Bencillik, kişisel çıkara odaklanan kişinin, başkalarını görmezden gelerek kendi çıkarlarını her zaman ve her durumda ön planda tuttuğu bir davranış biçimidir. Yani başkalarının iyiliğini veya ihtiyaçlarını dikkate almadan kendini ve çıkarlarını önemsemesi, düşünmesi anlamına gelir.

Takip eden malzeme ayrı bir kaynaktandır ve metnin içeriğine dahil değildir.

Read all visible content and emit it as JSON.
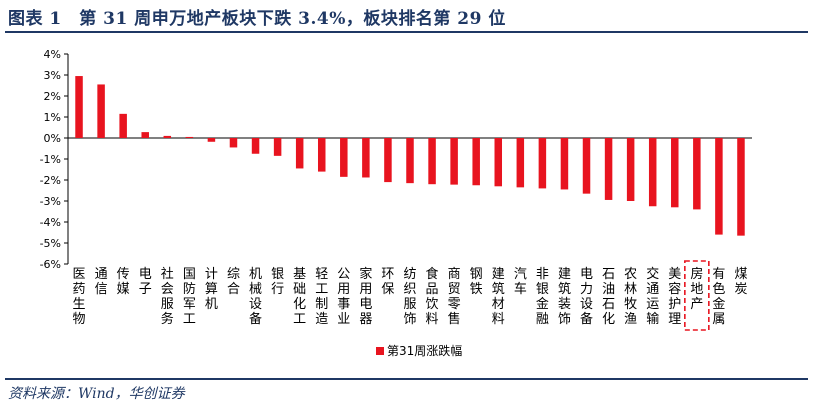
{
  "header": {
    "title": "图表 1　第 31 周申万地产板块下跌 3.4%，板块排名第 29 位"
  },
  "footer": {
    "source": "资料来源：Wind，华创证券"
  },
  "chart_data": {
    "type": "bar",
    "title": "",
    "xlabel": "",
    "ylabel": "",
    "ylim": [
      -6,
      4
    ],
    "yticks": [
      "4%",
      "3%",
      "2%",
      "1%",
      "0%",
      "-1%",
      "-2%",
      "-3%",
      "-4%",
      "-5%",
      "-6%"
    ],
    "grid": false,
    "legend_position": "bottom",
    "categories": [
      "医药生物",
      "通信",
      "传媒",
      "电子",
      "社会服务",
      "国防军工",
      "计算机",
      "综合",
      "机械设备",
      "银行",
      "基础化工",
      "轻工制造",
      "公用事业",
      "家用电器",
      "环保",
      "纺织服饰",
      "食品饮料",
      "商贸零售",
      "钢铁",
      "建筑材料",
      "汽车",
      "非银金融",
      "建筑装饰",
      "电力设备",
      "石油石化",
      "农林牧渔",
      "交通运输",
      "美容护理",
      "房地产",
      "有色金属",
      "煤炭"
    ],
    "series": [
      {
        "name": "第31周涨跌幅",
        "color": "#e8141f",
        "values": [
          2.95,
          2.55,
          1.15,
          0.28,
          0.1,
          0.05,
          -0.18,
          -0.45,
          -0.75,
          -0.85,
          -1.45,
          -1.6,
          -1.85,
          -1.88,
          -2.1,
          -2.15,
          -2.2,
          -2.22,
          -2.25,
          -2.3,
          -2.35,
          -2.4,
          -2.45,
          -2.65,
          -2.95,
          -3.0,
          -3.25,
          -3.3,
          -3.4,
          -4.6,
          -4.65
        ]
      }
    ],
    "highlight_category": "房地产",
    "highlight_color": "#e8141f"
  }
}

İnsanlar özellikle bazı zor zamanlarda doğal olarak ben merkezli davranışlar sergileyebilirler. Ancak sık ve yoğun biçimde bu davranışları sergilemek bencilliğin sizin davranış biçiminiz ve tarzınız olduğunu gösterir. Bu da insanın yaradılış amacına ve erdemlerine ters düşen ve hiç de insani olmayan bir tutumdur. Çünkü bencil insan şahsi düşünür ancak şahsiyet konusunda eksiktir. Nankör ve vefasızlık özelliklerine sahiptir. Minnet ve şükran duygusu eksiktir. Tam bir ‘ben’ tiryakisi olmuşlardır. Kibir göbek adları olmuştur. Sadece kendi sınırları vardır. Ödün vermeyi asla sevmezler. Sizin istek ve ihtiyaçlarınızın onlar için hiçbir önemi yoktur. Çünkü ego merkezli düşünce yapısına sahiptirler. Yaşadığımız toplumda bu tip insanlar oldukça çoğaldı. ‘Gemisini kurtaran kaptan’ anlayışı her geçen gün daha da revaçta görülmeye başlandı. İnsanlar kendilerinden başka hiç kimseyi düşünmez oldu. Oysaki yaşadığımız coğrafya yardımlaşmanın, hoşgörünün, empatinin merkezi durumundadır. Yüzlerce yıldır imece denen bir yardımlaşma geleneği hala devam etmektedir. Nitekim gerek dini inançlarımız gerek yaşadığımız coğrafyanın demografik yapısı, kültürümüz, örflerimiz yüzlerce yıldır bize bunu öğütledi. Şimdi ne oldu da bu kadar bencil enaniyet duygusu toplumda egemen kılındı. Bencilliğin bir ilaçlı tedavisi yok. Ancak manevi bir terbiye ile çocukluktan, aile ve okul aracılığıyla önüne geçilebilir. Paylaşımın ne kadar önemli ve insana huzur veren bir davranış olduğu gerçeği çocuklarımıza aşılanırsa gelecek nesiller daha az bencil olacaktır. Bu çok önemlidir. Çünkü bencil insan ilgisiz, üzüntü duymayan, asalak, suçluluk hissetmeyen, keşke demeyen, anti sosyal kişilik bozukluğuna yatkın insanlardır. Bu da bir toplum için oldukça tehlikeli bir durumdur. Bir ülkede toplumsal dayanışma olmazsa o ülkenin devamlılığı zora girer ve geleceği tartışılır bir hal alır. Dost gemileri limanda demirli kalır. Bir türlü denize açılamaz.

Bencil insan öznesi olmadığı başarılara kayıtsız kalır. Hatta o başarılara bir süre sonra hasım kesilir. Türk milleti olarak bize yakışan paylaşmayı bilmek ve bencil olmamaktır.